We have already given, in our collections, one of the letters, in which Mr. Hanway endeavours to show, that the consumption of tea is injurious to the interest of our country. We shall now endeavour to follow him, regularly, through all his observations on this modern luxury; but, it can scarcely be candid not to make a previous declaration, that he is to expect little justice from the author of this extract, a hardened and shameless tea-drinker, who has, for twenty years, diluted his meals with only the infusion of this fascinating plant; whose kettle has scarcely time to cool; who with tea amuses the evening, with tea solaces the midnight, and, with tea, welcomes the morning.

He begins by refuting a popular notion, that bohea and green tea are leaves of the same shrub, gathered at different times of the year. He is of opinion, that they are produced by different shrubs. The leaves of tea are gathered in dry weather; then dried and curled over the fire, in copper pans. The Chinese use little green tea, imagining, that it hinders digestion, and excites fevers. How it should have either effect, is not easily discovered; and, if we consider the innumerable prejudices, which prevail concerning our own plants, we shall very little regard these opinions of the Chinese vulgar, which experience does not confirm.

When the Chinese drink tea, they infuse it slightly, and extract only the more volatile parts; but though this seems to require great quantities at a time, yet the author believes, perhaps, only because he has an inclination to believe it, that the English and Dutch use more than all the inhabitants of that extensive empire. The Chinese drink it, sometimes, with acids, seldom with sugar; and this practice our author, who has no intention to find anything right at home, recommends to his countrymen.

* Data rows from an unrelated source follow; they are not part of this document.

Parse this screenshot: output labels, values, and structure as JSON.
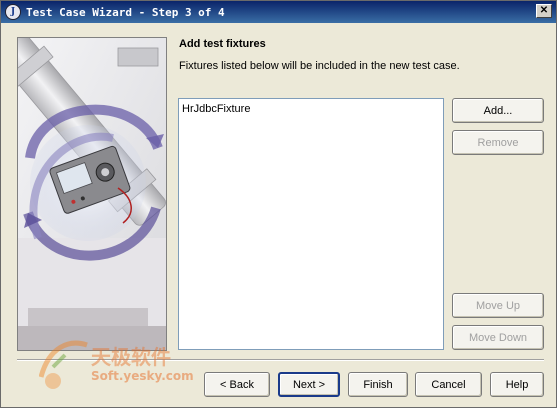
{
  "window": {
    "title": "Test Case Wizard - Step 3 of 4",
    "icon_letter": "J"
  },
  "content": {
    "heading": "Add test fixtures",
    "description": "Fixtures listed below will be included in the new test case."
  },
  "fixtures": [
    "HrJdbcFixture"
  ],
  "side_buttons": {
    "add": {
      "label": "Add...",
      "enabled": true
    },
    "remove": {
      "label": "Remove",
      "enabled": false
    },
    "move_up": {
      "label": "Move Up",
      "enabled": false
    },
    "move_down": {
      "label": "Move Down",
      "enabled": false
    }
  },
  "nav_buttons": {
    "back": {
      "label": "< Back",
      "enabled": true
    },
    "next": {
      "label": "Next >",
      "enabled": true
    },
    "finish": {
      "label": "Finish",
      "enabled": true
    },
    "cancel": {
      "label": "Cancel",
      "enabled": true
    },
    "help": {
      "label": "Help",
      "enabled": true
    }
  },
  "watermark": {
    "text_cn": "天极软件",
    "text_url": "Soft.yesky.com"
  }
}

The history of the rise and progress of tea-drinking is truly curious. Tea was first imported, from Holland, by the earls of Arlington and Ossory, in 1666; from their ladies the women of quality learned its use. Its price was then three pounds a pound, and continued the same to 1707. In 1715, we began to use green tea, and the practice of drinking it descended to the lower class of the people. In 1720, the French began to send it hither by a clandestine commerce. From 1717 to 1726, we imported, annually, seven hundred thousand pounds. From 1732 to 1742, a million and two hundred thousand pounds were every year brought to London; in some years afterwards three millions; and in 1755, near four millions of pounds, or two thousand tons, in which we are not to reckon that which is surreptitiously introduced, which, perhaps, is nearly as much. Such quantities are, indeed, sufficient to alarm us; it is, at least, worth inquiry, to know what are the qualities of such a plant, and what the consequences of such a trade.